Dans l’interview, qui a eu lieu par un intermédiaire qui ne peut être nommé pour raison de sécurité, elle déclare : « Ils mentent. Ils sont embarrassés par l’attention internationale sur mon cas et cherchent désespérément à distraire l’attention et à semer la confusion chez les médias pour qu’ils puissent me tuer en secret. »

Hier, Mossadegh Kahnemoui, un responsable de l’appareil judiciaire iranien, a déclaré au Comité des Nations-Unies pour l’Elimination de la Discrimination Raciale : « Cette dame, en plus d’un double adultère, a aussi été reconnue coupable de conspiration pour l’assassinat de son mari ».

Mohammadi Ashtiani répond : « j’ai été reconnue coupable d’adultère et j’ai été acquittée de l’accusation de meurtre, mais l’homme qui a effectivement tué mon mari a été identifié et emprisonné, mais pas condamné à mort ».

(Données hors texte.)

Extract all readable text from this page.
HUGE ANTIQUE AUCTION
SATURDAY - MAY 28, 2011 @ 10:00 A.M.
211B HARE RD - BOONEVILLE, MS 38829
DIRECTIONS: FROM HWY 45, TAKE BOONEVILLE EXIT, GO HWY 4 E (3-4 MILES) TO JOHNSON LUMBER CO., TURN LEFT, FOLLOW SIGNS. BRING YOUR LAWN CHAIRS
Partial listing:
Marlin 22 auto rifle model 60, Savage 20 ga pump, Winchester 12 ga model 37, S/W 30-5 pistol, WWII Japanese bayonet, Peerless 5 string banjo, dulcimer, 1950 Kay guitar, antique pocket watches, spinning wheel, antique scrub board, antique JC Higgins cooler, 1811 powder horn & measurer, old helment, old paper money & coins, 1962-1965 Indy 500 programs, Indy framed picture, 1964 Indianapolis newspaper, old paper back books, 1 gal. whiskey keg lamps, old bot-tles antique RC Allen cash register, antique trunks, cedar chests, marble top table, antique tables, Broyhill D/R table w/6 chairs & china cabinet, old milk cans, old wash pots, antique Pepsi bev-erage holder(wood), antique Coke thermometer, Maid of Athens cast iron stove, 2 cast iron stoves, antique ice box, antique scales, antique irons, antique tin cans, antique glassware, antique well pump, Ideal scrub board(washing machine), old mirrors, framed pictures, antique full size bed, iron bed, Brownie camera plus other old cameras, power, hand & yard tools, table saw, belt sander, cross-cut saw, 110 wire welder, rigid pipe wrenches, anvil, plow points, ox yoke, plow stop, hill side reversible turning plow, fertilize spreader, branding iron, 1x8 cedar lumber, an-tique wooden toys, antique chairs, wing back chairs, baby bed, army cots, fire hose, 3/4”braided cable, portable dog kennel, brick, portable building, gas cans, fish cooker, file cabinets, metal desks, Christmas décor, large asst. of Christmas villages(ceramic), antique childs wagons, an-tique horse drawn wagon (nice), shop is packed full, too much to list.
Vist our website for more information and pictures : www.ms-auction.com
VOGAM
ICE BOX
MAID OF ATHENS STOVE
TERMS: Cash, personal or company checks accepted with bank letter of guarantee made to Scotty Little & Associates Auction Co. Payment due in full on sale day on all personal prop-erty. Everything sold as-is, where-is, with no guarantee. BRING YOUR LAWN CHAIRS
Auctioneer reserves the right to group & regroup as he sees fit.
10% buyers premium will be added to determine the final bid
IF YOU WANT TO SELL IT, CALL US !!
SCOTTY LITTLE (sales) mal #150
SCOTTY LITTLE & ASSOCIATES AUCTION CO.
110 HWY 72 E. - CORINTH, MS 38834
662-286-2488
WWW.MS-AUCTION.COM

L’accusé, qui n’a pas été nommé, ne risque pas l’exécution parce que le fils de Mohammadi Ashtiani lui a pardonné, mais elle, elle a été condamnée à mort après qu’un procureur local de Tabriz l’accuse d’adultère.

« La réponse est très simple, c’est parce que je suis une femme, c’est parce qu’ils pensent qu’ils peuvent faire n’importe quoi avec les femmes dans ce pays. C’est parce que pour eux l’adultère est pire que le meurtre, mais pas toutes les formes d’adultère : un homme adultère peut n’être même pas emprisonné, mais une femme adultère c’est la fin du monde pour eux. C’est parce que je suis dans un pays où les femmes n’ont pas le droit de divorcer de leurs maris et sont privées de leurs droits fondamentaux. »

Mohammadi Ashtiani révèle aussi qu’au moment où la peine a été prononcée, elle n’a pas compris le mot arabe utilisé comme terme légal pour lapidation.

« Lorsque le juge a rendu sa sentence, je n’ai même pas réalisé que je devais être lapidée à mort parce que je ne savais pas ce que signifie rajam. Ils m’ont demandé de signer ma condamnation, ce que j’ai fait, puis de retour en prison mes co-détenues m’ont dit que j’allais être lapidée à mort et j’ai instantanèment perdu connaissance ».

Mohammadi Ashtiani craint que l’exil de son premier avocat, Mohammad Mostafaei, l’a rendue plus vulnérable. « Ils voulaient me séparer de mon avocat pour qu’ils puissent ainsi facilement m’accuser de ce qu’ils veulent sans l’avoir qui parle publiquement. S’il n’y avait pas ça, j’aurais déjà été lapidée à mort ».

Mostafaei militait pour la libérer et a réussi à porter son cas à l’attention du monde, mais a fuit en Turquie lorsque les autorités iraniennes ont publié un mandat d’arrêt à son encontre. Sa femme est toujours détenue, sans accusation, dans la célèbre prison Evin de Téhéran.

Mostafaei, qui a été arrêtée à cause des lois sur l’immigration à Istanbul, a été libéré aujourd’hui (NdT : 6 août) et est en route pour la Norvège.

Décrivant la vie dans la prison de Tabriz, Mohammadi Ashtiani dit qu’elle a subi les mauvais traitements permanents des gardiens. « Leurs mots, leur façon de me voir, une femme adultère qui doit être lapidée à mort, c’est comme être lapidée chaque jour ».

Elle remercie celles et ceux qui mènent campagne pour faire parler de son cas et dit que la pression internationale est son seul espoir de libération. « Pendant toutes ces années, ils (les dirigeants) ont essayé de me mettre dans la tête, de me convaincre que je suis une femme adultère, une mère irresponsable, une criminelle, mais avec le soutien international, j’ai retrouvé mon être, mon être innocent. »

Elle supplie : « Ne les laissez pas me lapider devant mon fils ».

Douze femmes et trois hommes sont également condamnés à mort par lapidation en Iran.